Showing posts with label ghosts. Show all posts
Showing posts with label ghosts. Show all posts

Tuesday, April 5, 2016

Review: Anna Dressed In Blood by Kendare Blake

Cover of Anna Dressed In Blood, rendered in shades of white and grey with scattered red leaves falling diagonally across the composition. A white-skinned girl with stark black hair that blows straight out to the side to expose her neck faces a large, ruined house. Smoke swirls around her. She wears a sleeveless white dress with a hint of red on its knee-length hem.
Y’all know the Basic Buffy Plot (hereafter BBP). Destined monster hunter arrives somewhere new, befriends local youths, turns them into allies, and ends up falling in love with one (or more) individuals their job demands they treat as enemies. It worked beautifully for Buffy, but it’s everywhere now and I no longer find it fresh enough for my tastes.

And yet, I adored ANNA DRESSED IN BLOOD [Amazon | The Book Depository], a book that hits every beat of the BBP.

Theseus Cassio Lowood--better known as Cas--is the only person in the world who can kill ghosts. He sends them to the other side with the athame he inherited from his father; the athame that’s only a knife in anyone else’s hands. He and his mother move from place to place whenever someone in Cas’s network of informants gives him a promising new lead, and now they’ve ventured to Thunder Bay, Ontario, for the ultimate prize.

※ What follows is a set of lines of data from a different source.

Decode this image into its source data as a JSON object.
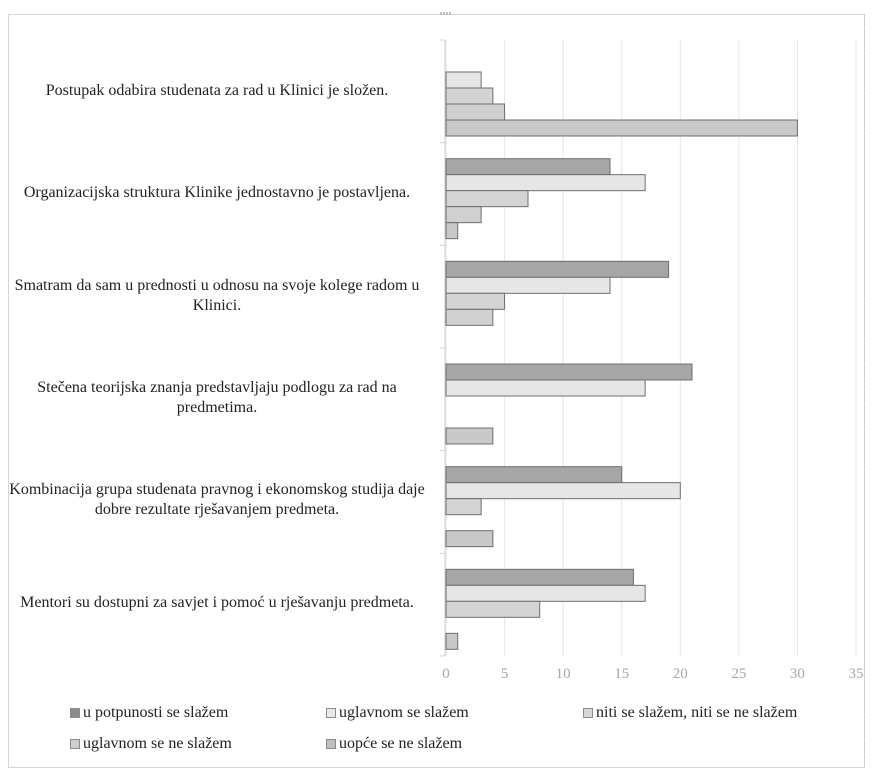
{
  "chart_data": {
    "type": "bar",
    "orientation": "horizontal",
    "categories": [
      "Postupak odabira studenata za rad u Klinici je složen.",
      "Organizacijska struktura Klinike jednostavno je postavljena.",
      "Smatram da sam u prednosti u odnosu na svoje kolege radom u Klinici.",
      "Stečena teorijska znanja predstavljaju podlogu za rad na predmetima.",
      "Kombinacija grupa studenata pravnog i ekonomskog studija daje dobre rezultate rješavanjem predmeta.",
      "Mentori su dostupni za savjet i pomoć u rješavanju predmeta."
    ],
    "series": [
      {
        "name": "u potpunosti se slažem",
        "color": "#a6a6a6",
        "values": [
          0,
          14,
          19,
          21,
          15,
          16
        ]
      },
      {
        "name": "uglavnom se slažem",
        "color": "#e6e6e6",
        "values": [
          3,
          17,
          14,
          17,
          20,
          17
        ]
      },
      {
        "name": "niti se slažem, niti se ne slažem",
        "color": "#d4d4d4",
        "values": [
          4,
          7,
          5,
          0,
          3,
          8
        ]
      },
      {
        "name": "uglavnom se ne slažem",
        "color": "#d0d0d0",
        "values": [
          5,
          3,
          4,
          0,
          0,
          0
        ]
      },
      {
        "name": "uopće se ne slažem",
        "color": "#c8c8c8",
        "values": [
          30,
          1,
          0,
          4,
          4,
          1
        ]
      }
    ],
    "xlim": [
      0,
      35
    ],
    "xticks": [
      "0",
      "5",
      "10",
      "15",
      "20",
      "25",
      "30",
      "35"
    ],
    "grid": true,
    "legend_position": "bottom"
  }
}
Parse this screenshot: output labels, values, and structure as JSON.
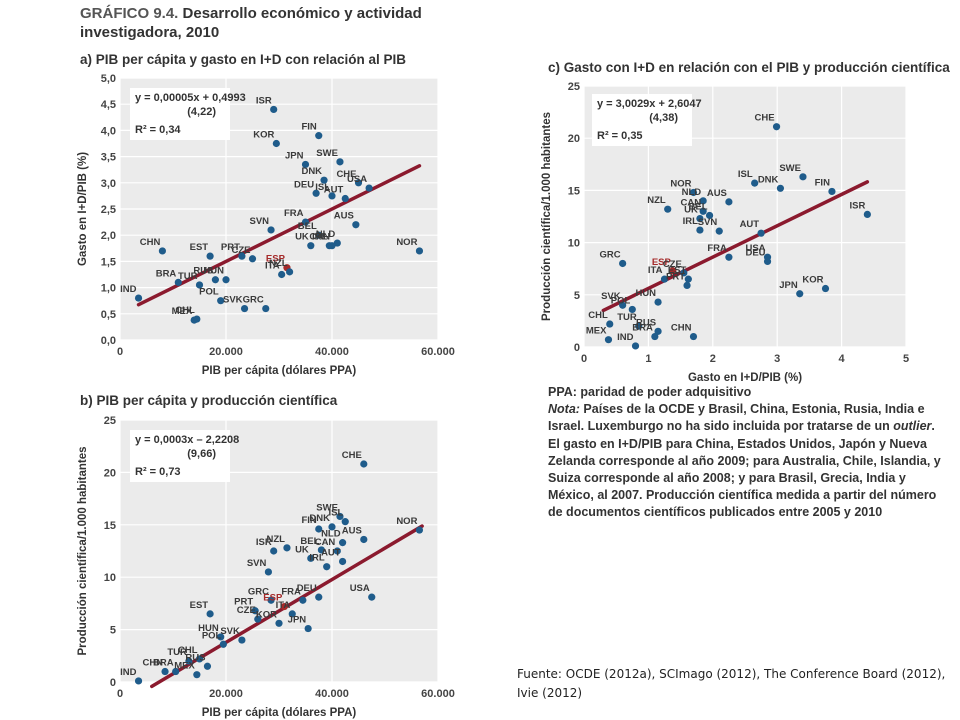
{
  "heading": {
    "label": "GRÁFICO 9.4.",
    "title": "Desarrollo económico y actividad investigadora, 2010"
  },
  "chart_data": [
    {
      "id": "a",
      "type": "scatter",
      "title": "a) PIB per cápita y gasto en I+D con relación al PIB",
      "xlabel": "PIB per cápita (dólares PPA)",
      "ylabel": "Gasto en I+D/PIB (%)",
      "xlim": [
        0,
        60000
      ],
      "ylim": [
        0,
        5
      ],
      "xticks": [
        0,
        20000,
        40000,
        60000
      ],
      "xtick_labels": [
        "0",
        "20.000",
        "40.000",
        "60.000"
      ],
      "yticks": [
        0,
        0.5,
        1,
        1.5,
        2,
        2.5,
        3,
        3.5,
        4,
        4.5,
        5
      ],
      "ytick_labels": [
        "0,0",
        "0,5",
        "1,0",
        "1,5",
        "2,0",
        "2,5",
        "3,0",
        "3,5",
        "4,0",
        "4,5",
        "5,0"
      ],
      "trend": {
        "slope": 5e-05,
        "intercept": 0.4993,
        "x_range": [
          3500,
          56500
        ]
      },
      "equation": "y = 0,00005x + 0,4993",
      "tstat": "(4,22)",
      "r2": "R² = 0,34",
      "points": [
        {
          "label": "ISR",
          "x": 29000,
          "y": 4.4
        },
        {
          "label": "KOR",
          "x": 29500,
          "y": 3.75
        },
        {
          "label": "FIN",
          "x": 37500,
          "y": 3.9
        },
        {
          "label": "JPN",
          "x": 35000,
          "y": 3.35
        },
        {
          "label": "SWE",
          "x": 41500,
          "y": 3.4
        },
        {
          "label": "CHE",
          "x": 45000,
          "y": 3.0
        },
        {
          "label": "USA",
          "x": 47000,
          "y": 2.9
        },
        {
          "label": "DNK",
          "x": 38500,
          "y": 3.05
        },
        {
          "label": "DEU",
          "x": 37000,
          "y": 2.8
        },
        {
          "label": "ISL",
          "x": 40000,
          "y": 2.75
        },
        {
          "label": "AUT",
          "x": 42500,
          "y": 2.7
        },
        {
          "label": "AUS",
          "x": 44500,
          "y": 2.2
        },
        {
          "label": "FRA",
          "x": 35000,
          "y": 2.25
        },
        {
          "label": "SVN",
          "x": 28500,
          "y": 2.1
        },
        {
          "label": "BEL",
          "x": 37500,
          "y": 2.0
        },
        {
          "label": "NLD",
          "x": 41000,
          "y": 1.85
        },
        {
          "label": "IRL",
          "x": 39500,
          "y": 1.8
        },
        {
          "label": "UK",
          "x": 36000,
          "y": 1.8
        },
        {
          "label": "CAN",
          "x": 40000,
          "y": 1.8
        },
        {
          "label": "NOR",
          "x": 56500,
          "y": 1.7
        },
        {
          "label": "CHN",
          "x": 8000,
          "y": 1.7
        },
        {
          "label": "EST",
          "x": 17000,
          "y": 1.6
        },
        {
          "label": "CZE",
          "x": 25000,
          "y": 1.55
        },
        {
          "label": "PRT",
          "x": 23000,
          "y": 1.6
        },
        {
          "label": "ESP",
          "x": 31500,
          "y": 1.38
        },
        {
          "label": "NZL",
          "x": 32000,
          "y": 1.3
        },
        {
          "label": "ITA",
          "x": 30500,
          "y": 1.25
        },
        {
          "label": "RUS",
          "x": 18000,
          "y": 1.15
        },
        {
          "label": "BRA",
          "x": 11000,
          "y": 1.1
        },
        {
          "label": "TUR",
          "x": 15000,
          "y": 1.05
        },
        {
          "label": "HUN",
          "x": 20000,
          "y": 1.15
        },
        {
          "label": "POL",
          "x": 19000,
          "y": 0.75
        },
        {
          "label": "IND",
          "x": 3500,
          "y": 0.8
        },
        {
          "label": "GRC",
          "x": 27500,
          "y": 0.6
        },
        {
          "label": "SVK",
          "x": 23500,
          "y": 0.6
        },
        {
          "label": "CHL",
          "x": 14500,
          "y": 0.4
        },
        {
          "label": "MEX",
          "x": 14000,
          "y": 0.38
        }
      ]
    },
    {
      "id": "b",
      "type": "scatter",
      "title": "b) PIB per cápita y producción científica",
      "xlabel": "PIB per cápita (dólares PPA)",
      "ylabel": "Producción científica/1.000 habitantes",
      "xlim": [
        0,
        60000
      ],
      "ylim": [
        0,
        25
      ],
      "xticks": [
        0,
        20000,
        40000,
        60000
      ],
      "xtick_labels": [
        "0",
        "20.000",
        "40.000",
        "60.000"
      ],
      "yticks": [
        0,
        5,
        10,
        15,
        20,
        25
      ],
      "ytick_labels": [
        "0",
        "5",
        "10",
        "15",
        "20",
        "25"
      ],
      "trend": {
        "slope": 0.0003,
        "intercept": -2.2208,
        "x_range": [
          6000,
          57000
        ]
      },
      "equation": "y = 0,0003x – 2,2208",
      "tstat": "(9,66)",
      "r2": "R² = 0,73",
      "points": [
        {
          "label": "CHE",
          "x": 46000,
          "y": 20.8
        },
        {
          "label": "NOR",
          "x": 56500,
          "y": 14.5
        },
        {
          "label": "SWE",
          "x": 41500,
          "y": 15.8
        },
        {
          "label": "ISL",
          "x": 42500,
          "y": 15.3
        },
        {
          "label": "DNK",
          "x": 40000,
          "y": 14.8
        },
        {
          "label": "FIN",
          "x": 37500,
          "y": 14.6
        },
        {
          "label": "AUS",
          "x": 46000,
          "y": 13.6
        },
        {
          "label": "NLD",
          "x": 42000,
          "y": 13.3
        },
        {
          "label": "BEL",
          "x": 38000,
          "y": 12.6
        },
        {
          "label": "CAN",
          "x": 41000,
          "y": 12.5
        },
        {
          "label": "NZL",
          "x": 31500,
          "y": 12.8
        },
        {
          "label": "ISR",
          "x": 29000,
          "y": 12.5
        },
        {
          "label": "UK",
          "x": 36000,
          "y": 11.8
        },
        {
          "label": "AUT",
          "x": 42000,
          "y": 11.5
        },
        {
          "label": "IRL",
          "x": 39000,
          "y": 11.0
        },
        {
          "label": "SVN",
          "x": 28000,
          "y": 10.5
        },
        {
          "label": "USA",
          "x": 47500,
          "y": 8.1
        },
        {
          "label": "DEU",
          "x": 37500,
          "y": 8.1
        },
        {
          "label": "FRA",
          "x": 34500,
          "y": 7.8
        },
        {
          "label": "GRC",
          "x": 28500,
          "y": 7.8
        },
        {
          "label": "ESP",
          "x": 31000,
          "y": 7.2
        },
        {
          "label": "PRT",
          "x": 25500,
          "y": 6.8
        },
        {
          "label": "ITA",
          "x": 32500,
          "y": 6.5
        },
        {
          "label": "EST",
          "x": 17000,
          "y": 6.5
        },
        {
          "label": "CZE",
          "x": 26000,
          "y": 6.0
        },
        {
          "label": "KOR",
          "x": 30000,
          "y": 5.6
        },
        {
          "label": "JPN",
          "x": 35500,
          "y": 5.1
        },
        {
          "label": "HUN",
          "x": 19000,
          "y": 4.3
        },
        {
          "label": "SVK",
          "x": 23000,
          "y": 4.0
        },
        {
          "label": "POL",
          "x": 19500,
          "y": 3.6
        },
        {
          "label": "CHL",
          "x": 15000,
          "y": 2.2
        },
        {
          "label": "TUR",
          "x": 13000,
          "y": 2.0
        },
        {
          "label": "RUS",
          "x": 16500,
          "y": 1.5
        },
        {
          "label": "CHN",
          "x": 8500,
          "y": 1.0
        },
        {
          "label": "BRA",
          "x": 10500,
          "y": 1.0
        },
        {
          "label": "MEX",
          "x": 14500,
          "y": 0.7
        },
        {
          "label": "IND",
          "x": 3500,
          "y": 0.1
        }
      ]
    },
    {
      "id": "c",
      "type": "scatter",
      "title": "c) Gasto con I+D en relación con el PIB y producción científica",
      "xlabel": "Gasto en I+D/PIB (%)",
      "ylabel": "Producción científica/1.000 habitantes",
      "xlim": [
        0,
        5
      ],
      "ylim": [
        0,
        25
      ],
      "xticks": [
        0,
        1,
        2,
        3,
        4,
        5
      ],
      "xtick_labels": [
        "0",
        "1",
        "2",
        "3",
        "4",
        "5"
      ],
      "yticks": [
        0,
        5,
        10,
        15,
        20,
        25
      ],
      "ytick_labels": [
        "0",
        "5",
        "10",
        "15",
        "20",
        "25"
      ],
      "trend": {
        "slope": 3.0029,
        "intercept": 2.6047,
        "x_range": [
          0.3,
          4.4
        ]
      },
      "equation": "y = 3,0029x + 2,6047",
      "tstat": "(4,38)",
      "r2": "R² = 0,35",
      "points": [
        {
          "label": "CHE",
          "x": 2.99,
          "y": 21.1
        },
        {
          "label": "SWE",
          "x": 3.4,
          "y": 16.3
        },
        {
          "label": "FIN",
          "x": 3.85,
          "y": 14.9
        },
        {
          "label": "ISL",
          "x": 2.65,
          "y": 15.7
        },
        {
          "label": "DNK",
          "x": 3.05,
          "y": 15.2
        },
        {
          "label": "ISR",
          "x": 4.4,
          "y": 12.7
        },
        {
          "label": "NOR",
          "x": 1.7,
          "y": 14.8
        },
        {
          "label": "NLD",
          "x": 1.85,
          "y": 14.0
        },
        {
          "label": "AUS",
          "x": 2.25,
          "y": 13.9
        },
        {
          "label": "NZL",
          "x": 1.3,
          "y": 13.2
        },
        {
          "label": "CAN",
          "x": 1.85,
          "y": 13.0
        },
        {
          "label": "BEL",
          "x": 1.95,
          "y": 12.6
        },
        {
          "label": "UK",
          "x": 1.8,
          "y": 12.3
        },
        {
          "label": "IRL",
          "x": 1.8,
          "y": 11.2
        },
        {
          "label": "AUT",
          "x": 2.75,
          "y": 10.9
        },
        {
          "label": "SVN",
          "x": 2.1,
          "y": 11.1
        },
        {
          "label": "USA",
          "x": 2.85,
          "y": 8.6
        },
        {
          "label": "FRA",
          "x": 2.25,
          "y": 8.6
        },
        {
          "label": "DEU",
          "x": 2.85,
          "y": 8.2
        },
        {
          "label": "GRC",
          "x": 0.6,
          "y": 8.0
        },
        {
          "label": "ESP",
          "x": 1.38,
          "y": 7.3
        },
        {
          "label": "CZE",
          "x": 1.55,
          "y": 7.1
        },
        {
          "label": "EST",
          "x": 1.62,
          "y": 6.5
        },
        {
          "label": "ITA",
          "x": 1.25,
          "y": 6.5
        },
        {
          "label": "PRT",
          "x": 1.6,
          "y": 5.9
        },
        {
          "label": "KOR",
          "x": 3.75,
          "y": 5.6
        },
        {
          "label": "JPN",
          "x": 3.35,
          "y": 5.1
        },
        {
          "label": "HUN",
          "x": 1.15,
          "y": 4.3
        },
        {
          "label": "SVK",
          "x": 0.6,
          "y": 4.0
        },
        {
          "label": "POL",
          "x": 0.75,
          "y": 3.6
        },
        {
          "label": "CHL",
          "x": 0.4,
          "y": 2.2
        },
        {
          "label": "TUR",
          "x": 0.85,
          "y": 2.0
        },
        {
          "label": "RUS",
          "x": 1.15,
          "y": 1.5
        },
        {
          "label": "CHN",
          "x": 1.7,
          "y": 1.0
        },
        {
          "label": "BRA",
          "x": 1.1,
          "y": 1.0
        },
        {
          "label": "MEX",
          "x": 0.38,
          "y": 0.7
        },
        {
          "label": "IND",
          "x": 0.8,
          "y": 0.1
        }
      ]
    }
  ],
  "notes": {
    "ppa": "PPA: paridad de poder adquisitivo",
    "nota_label": "Nota:",
    "nota_text": " Países de la OCDE y Brasil, China, Estonia, Rusia, India e Israel. Luxemburgo no ha sido incluida por tratarse de un ",
    "outlier": "outlier",
    "nota_rest": ". El gasto en I+D/PIB para China, Estados Unidos, Japón y Nueva Zelanda corresponde al año 2009; para Australia, Chile, Islandia, y Suiza corresponde al año 2008; y para Brasil, Grecia, India y México, al 2007. Producción científica medida a partir del número de documentos científicos publicados entre 2005 y 2010"
  },
  "source": "Fuente: OCDE (2012a), SCImago (2012), The Conference Board (2012), Ivie (2012)",
  "colors": {
    "plot_bg": "#ebebeb",
    "grid": "#ffffff",
    "point": "#1f5c8b",
    "highlight": "#a52a2a",
    "trend": "#8b1a2e",
    "label": "#3a3a3a"
  }
}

Anna Korlov became Anna Dressed In Blood after she was brutally murdered by an assailant who was never found. She’s spent the last sixty-odd years ripping people to shreds when they venture into the Victorian boarding house her mother once ran. And yet, she lets Cas leave unharmed.

Intrigued, Cas sets out to discover what makes Anna so powerful, and so different from every other ghost he’s ended.

You see the BBP there, yes? The parallels only strengthen as Cas settles in to his new home and allies himself with the usual suspects: a nervous yet personable young witch who’s also a social outcast, a Queen Bee who’s more than a stereotype, and a guy named Will Rosenberg.

Then, of course, there’s the dangerous entity he really should kill without hesitation, but with whom he forms a strong, and perhaps even loving, bond because she calls to him like no one else.

And somehow, it all works. Instead of shunting me out of the story as the BBP usually does, it pulled me further in and left to desperate to wallow in Cas’s world.